The ultrasound scanning robot operates in environments where frequent human-robot interactions occur. Most existing control methods for ultrasound scanning address only one specific interaction situation or implement hard switches between controllers for different situations, which compromises both safety and efficiency. In this paper, we propose a unified interaction control framework for ultrasound scanning robots capable of handling all common interactions, distinguishing both human-intended and unintended types, and adapting with appropriate compliance. Specifically, the robot suspends or modulates its ongoing main task if the interaction is intended, e.g., when the doctor grasps the robot to lead the end effector actively. Furthermore, it can identify unintended interactions and avoid potential collision in the null space beforehand. Even if that collision has happened, it can become compliant with the collision in the null space and try to reduce its impact on the main task (where the scan is ongoing) kinematically and dynamically. The multiple situations are integrated into a unified controller with a smooth transition to deal with the interactions by exhibiting human-intention-aware compliance. Experimental results validate the framework's ability to cope with all common interactions including intended intervention and unintended collision in a collaborative carotid artery ultrasound scanning task.

Figures (8)

• Figure 1: An illustration of the human-intention-aware compliance during a carotid artery examination by an ultrasound scanning robot. (a) The doctor grasped the probe to apply coupling gel on the probe, and the robot stopped its current task and followed. (b) The doctor collided with the robot by his leg by accident, and the robot continued its main task with compliance.
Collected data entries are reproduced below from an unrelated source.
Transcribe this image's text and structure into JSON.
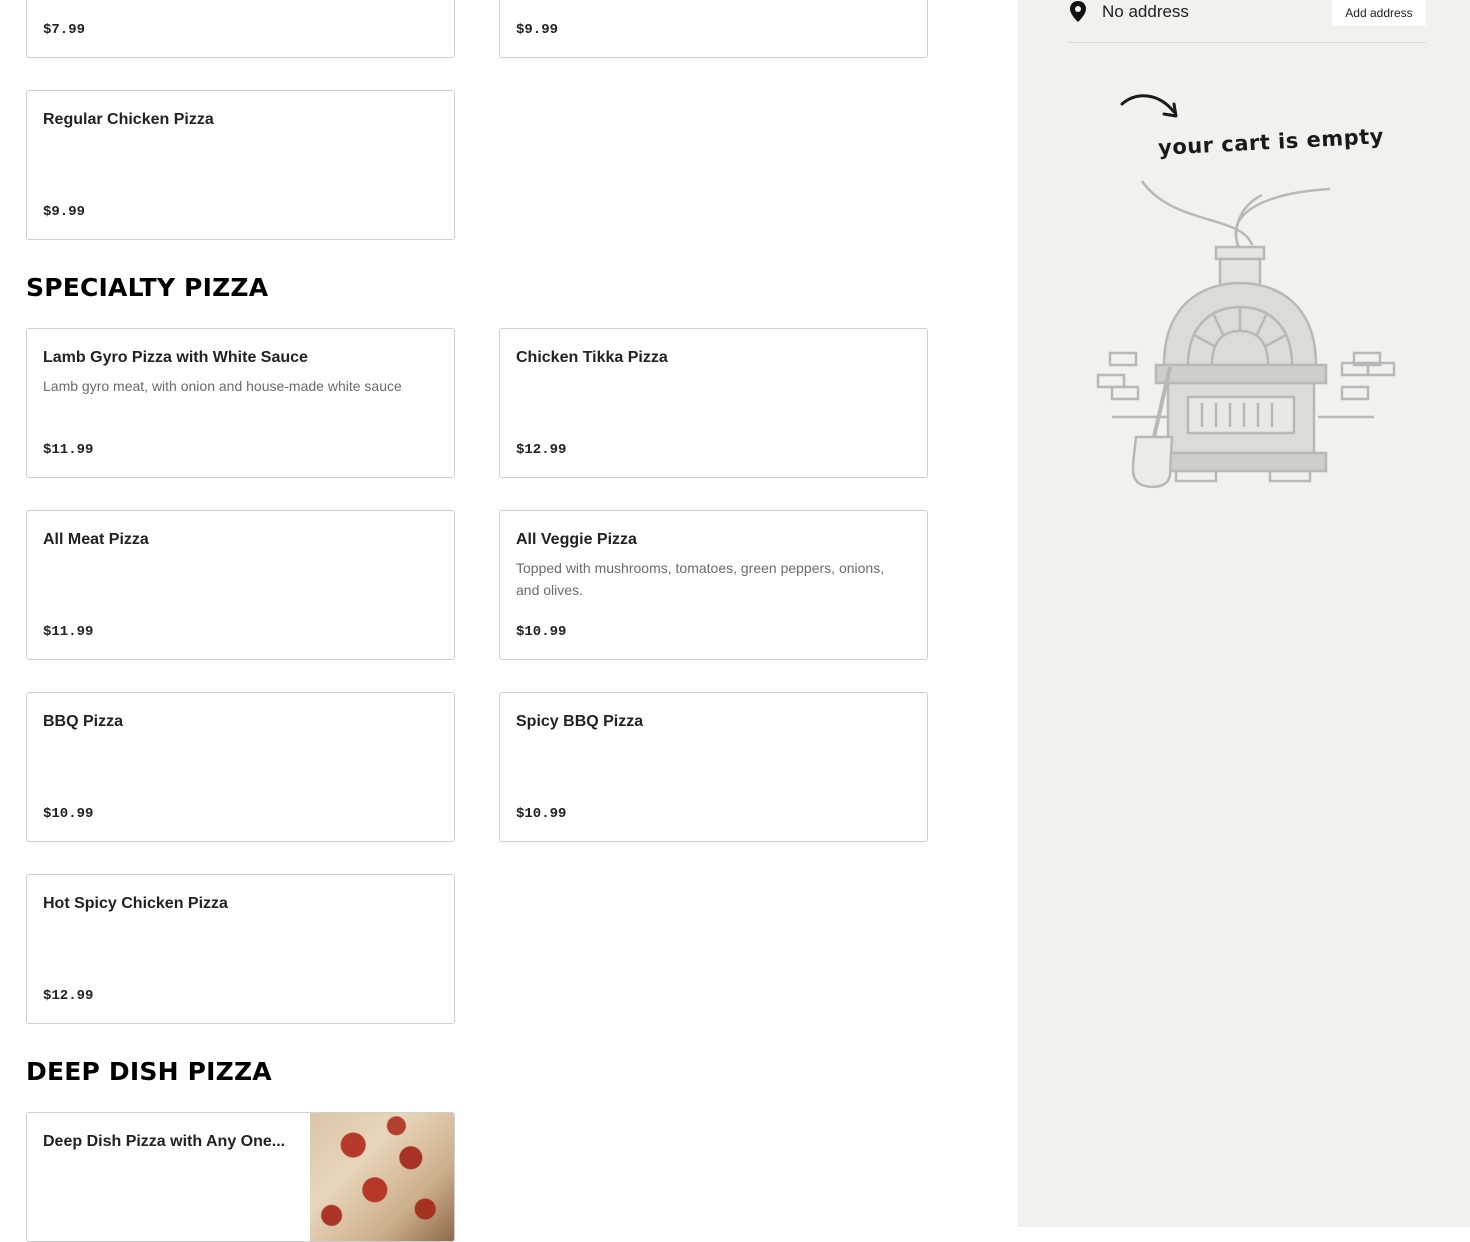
{
  "menu": {
    "top_row": [
      {
        "price": "$7.99"
      },
      {
        "price": "$9.99"
      }
    ],
    "regular_items": [
      {
        "name": "Regular Chicken Pizza",
        "price": "$9.99"
      }
    ],
    "specialty": {
      "title": "SPECIALTY PIZZA",
      "items": [
        {
          "name": "Lamb Gyro Pizza with White Sauce",
          "description": "Lamb gyro meat, with onion and house-made white sauce",
          "price": "$11.99"
        },
        {
          "name": "Chicken Tikka Pizza",
          "description": "",
          "price": "$12.99"
        },
        {
          "name": "All Meat Pizza",
          "description": "",
          "price": "$11.99"
        },
        {
          "name": "All Veggie Pizza",
          "description": "Topped with mushrooms, tomatoes, green peppers, onions, and olives.",
          "price": "$10.99"
        },
        {
          "name": "BBQ Pizza",
          "description": "",
          "price": "$10.99"
        },
        {
          "name": "Spicy BBQ Pizza",
          "description": "",
          "price": "$10.99"
        },
        {
          "name": "Hot Spicy Chicken Pizza",
          "description": "",
          "price": "$12.99"
        }
      ]
    },
    "deep_dish": {
      "title": "DEEP DISH PIZZA",
      "items": [
        {
          "name": "Deep Dish Pizza with Any One...",
          "price": ""
        }
      ]
    }
  },
  "cart": {
    "address_text": "No address",
    "add_address_label": "Add address",
    "empty_message": "your cart is empty",
    "icons": {
      "address": "location-pin-icon",
      "arrow": "hand-drawn-arrow-icon",
      "illustration": "pizza-oven-illustration"
    }
  },
  "colors": {
    "sidebar_bg": "#f2f1ee",
    "card_border": "#cfcfcf",
    "text": "#1f1f1f",
    "muted": "#6b6b6b"
  }
}
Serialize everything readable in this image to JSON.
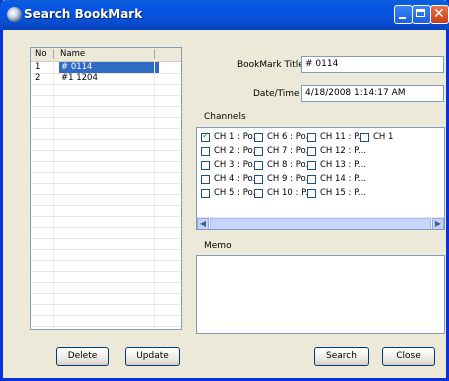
{
  "window": {
    "title": "Search BookMark"
  },
  "bookmark_list": {
    "columns": [
      "No",
      "Name"
    ],
    "rows": [
      {
        "no": "1",
        "name": "# 0114",
        "selected": true
      },
      {
        "no": "2",
        "name": "#1 1204",
        "selected": false
      }
    ]
  },
  "buttons": {
    "delete": "Delete",
    "update": "Update",
    "search": "Search",
    "close": "Close"
  },
  "fields": {
    "title_label": "BookMark Title",
    "title_value": "# 0114",
    "datetime_label": "Date/Time",
    "datetime_value": "4/18/2008 1:14:17 AM"
  },
  "channels": {
    "label": "Channels",
    "items": [
      {
        "label": "CH 1 : Po...",
        "checked": true
      },
      {
        "label": "CH 2 : Po...",
        "checked": false
      },
      {
        "label": "CH 3 : Po...",
        "checked": false
      },
      {
        "label": "CH 4 : Po...",
        "checked": false
      },
      {
        "label": "CH 5 : Po...",
        "checked": false
      },
      {
        "label": "CH 6 : Po...",
        "checked": false
      },
      {
        "label": "CH 7 : Po...",
        "checked": false
      },
      {
        "label": "CH 8 : Po...",
        "checked": false
      },
      {
        "label": "CH 9 : Po...",
        "checked": false
      },
      {
        "label": "CH 10 : P...",
        "checked": false
      },
      {
        "label": "CH 11 : P...",
        "checked": false
      },
      {
        "label": "CH 12 : P...",
        "checked": false
      },
      {
        "label": "CH 13 : P...",
        "checked": false
      },
      {
        "label": "CH 14 : P...",
        "checked": false
      },
      {
        "label": "CH 15 : P...",
        "checked": false
      },
      {
        "label": "CH 1",
        "checked": false
      }
    ]
  },
  "memo": {
    "label": "Memo",
    "value": ""
  }
}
• Figure 2: The human-robot interactions considered in this work. The interactions are divided into intended- and unintended- situations and are further classified as several modes based on vision and force information.
• Figure 3: The structure of our proposed method, where multiple modes are integrated into a unified control input with smooth transitions to deal with the interactions by exhibiting human-intention-aware compliance.
• Figure 4: The experimental setup: (a) The hardware system consists of an ultrasound machine, an RGBD camera, a manipulator, an FT sensor, an ultrasound probe, and PCs; (b) An ultrasound image, where the red circle indicates the position of the cross-section carotid artery
• Figure 5: Snapshots of experiment 1: (a) $t=11.5\mathrm{s}$. The probe was approaching the desired scanning area in the Recovery Mode; (b) $t=37\mathrm{s}$. The probe retreated while the patient tilted forward; (c) $t=55\mathrm{s}$. The probe was temporarily removed from the patient's neck; (d) $t=68\mathrm{s}$. The probe followed the desired scanning trajectory while the patient turned to the side; (e) $t=87\mathrm{s}$. The probe was held by the doctor for coupling gel to be applied; (f) $t=130\mathrm{s}$. The probe was operating in the Scanning Mode.